For younger residents, Patton began another initiative, Create Art Not Violence. It’s an effort to help kids overcome traumatic experiences through poetry, hip-hop, arts and crafts, or film. His partners include several local schools, the Boys & Girls Club and the Museum of Contemporary Art Cleveland.
“He wears his trauma through his work,” said Alesia Corpening, 25, Patton’s business partner in a for-profit venture called Clubhouse Essentials, whose space houses the Ghetto Therapy sessions on Wednesday evenings. “He’s experienced a lot of different things, whether it’s being in prison or gun violence. It shows in his work.”
Patton would be the first to tell you that his prison experience helped turn him around — to the point that he’s a boon to the community, not a bane. Just as important, Corpening said, Patton is motivated by his notion that Outhwaite residents can work more closely together. He knows he got a late start in making the place better.
“That traumatic experience, there is something I see that man fight through every day,” she said. “The work he’s doing, the passion, the consistency that ‘nothing can get in the way of this journey I’ve set in front of me.’ ”

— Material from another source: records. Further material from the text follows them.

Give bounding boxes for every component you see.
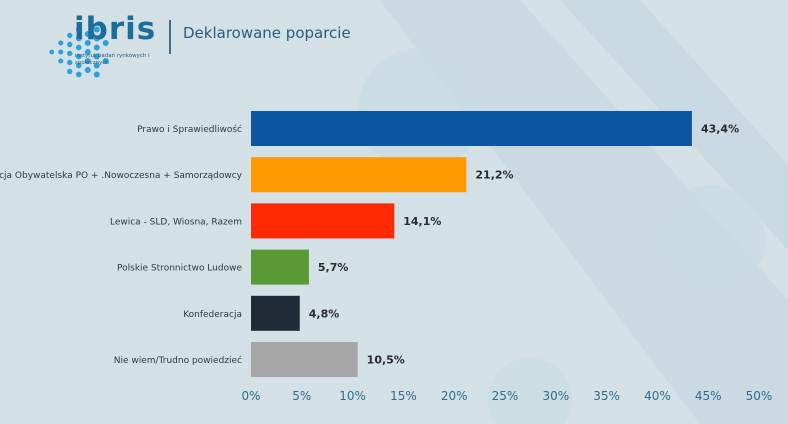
bar	[251, 157, 467, 193]
ibris-logo	[49, 26, 109, 78]
x-tick-label: 25%	[492, 389, 519, 403]
category-label: Konfederacja	[183, 310, 242, 320]
category-label: Lewica - SLD, Wiosna, Razem	[110, 217, 242, 227]
bar	[251, 342, 358, 377]
bar	[251, 111, 692, 146]
data-label: 5,7%	[318, 261, 349, 274]
x-tick-label: 15%	[390, 389, 417, 403]
category-label: Koalicja Obywatelska PO + .Nowoczesna + …	[0, 171, 243, 181]
category-label: Nie wiem/Trudno powiedzieć	[114, 355, 242, 366]
data-label: 4,8%	[309, 307, 340, 320]
data-label: 14,1%	[403, 215, 441, 228]
brand-name: ibris	[74, 11, 157, 47]
x-tick-label: 50%	[746, 389, 773, 403]
x-tick-label: 45%	[695, 389, 722, 403]
brand-subtitle: instytut badań rynkowych i społecznych	[75, 53, 150, 66]
data-label: 21,2%	[475, 169, 513, 182]
bar	[251, 295, 300, 331]
x-tick-label: 0%	[241, 389, 260, 403]
header-divider	[169, 20, 171, 54]
x-tick-label: 5%	[292, 389, 311, 403]
x-tick-label: 10%	[339, 389, 366, 403]
x-tick-label: 35%	[593, 389, 620, 403]
data-label: 43,4%	[701, 123, 739, 136]
category-label: Prawo i Sprawiedliwość	[137, 124, 242, 135]
bar	[251, 203, 395, 239]
x-tick-label: 30%	[542, 389, 569, 403]
page-title: Deklarowane poparcie	[183, 24, 351, 42]
data-label: 10,5%	[367, 354, 405, 367]
bar	[251, 249, 309, 285]
category-label: Polskie Stronnictwo Ludowe	[117, 264, 242, 274]
x-tick-label: 40%	[644, 389, 671, 403]
x-tick-label: 20%	[441, 389, 468, 403]
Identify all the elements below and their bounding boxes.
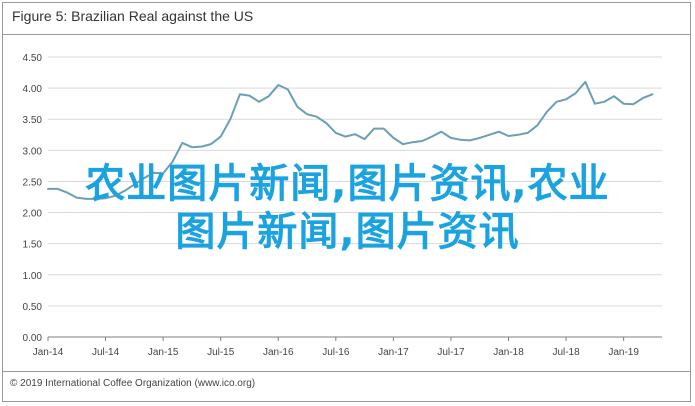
data-point — [239, 93, 241, 95]
data-point — [325, 122, 327, 124]
data-point — [479, 137, 481, 139]
data-point — [632, 103, 634, 105]
data-point — [536, 124, 538, 126]
data-point — [268, 95, 270, 97]
y-tick-label: 2.50 — [23, 177, 43, 188]
watermark-text-line-2: 图片新闻,图片资讯 — [175, 209, 520, 255]
x-tick-label: Jan-14 — [33, 347, 64, 358]
data-point — [651, 93, 653, 95]
watermark-text-line-1: 农业图片新闻,图片资讯,农业 — [85, 161, 610, 207]
data-point — [421, 140, 423, 142]
data-point — [220, 136, 222, 138]
y-tick-label: 0.50 — [23, 302, 43, 313]
data-point — [191, 146, 193, 148]
data-point — [249, 95, 251, 97]
data-point — [450, 137, 452, 139]
data-point — [584, 81, 586, 83]
y-tick-label: 3.00 — [23, 146, 43, 157]
data-point — [392, 137, 394, 139]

“Walter Patton has done an incredible job at fixing something he didn’t create, and he deserves credit for that,” Rich said. “But there are some people who think, ‘Well, he just made up for stuff he did. He’s just fixing his own mistakes.’ That’s not true. He is fixing our mistakes.”
If Patton ever needed a reminder of his mission, he got one on Oct. 22. On that day, one of the worst tragedies in the long history of Outhwaite occurred. A 12-year-old boy shot a 17-year-old in the chest and killed him in front of the Lonnie Burten Recreation Center. It’s the same location where, in 2005, Patton lost his best friend to gunfire.
There would be memorial T-shirts for the victim, Marlon Oliver. Balloons of every color festooned the fence at the recreation center. Dozens of young mourners came to the funeral home to send Marlon off, many angry at the loss of their friend, their pain compounding.
Through Create Art Not Violence, Patton has been documenting life in the cinder block projects. He made a short film called Before I Get to School and Marlon was in it. The shooter had been featured in one of Patton’s short music videos called The Projects Made Me.
I asked Patton if he was emotionally well after Marlon’s death. He told me he was OK, but he added, “I don’t grieve.”
And, of course, he skipped the funeral.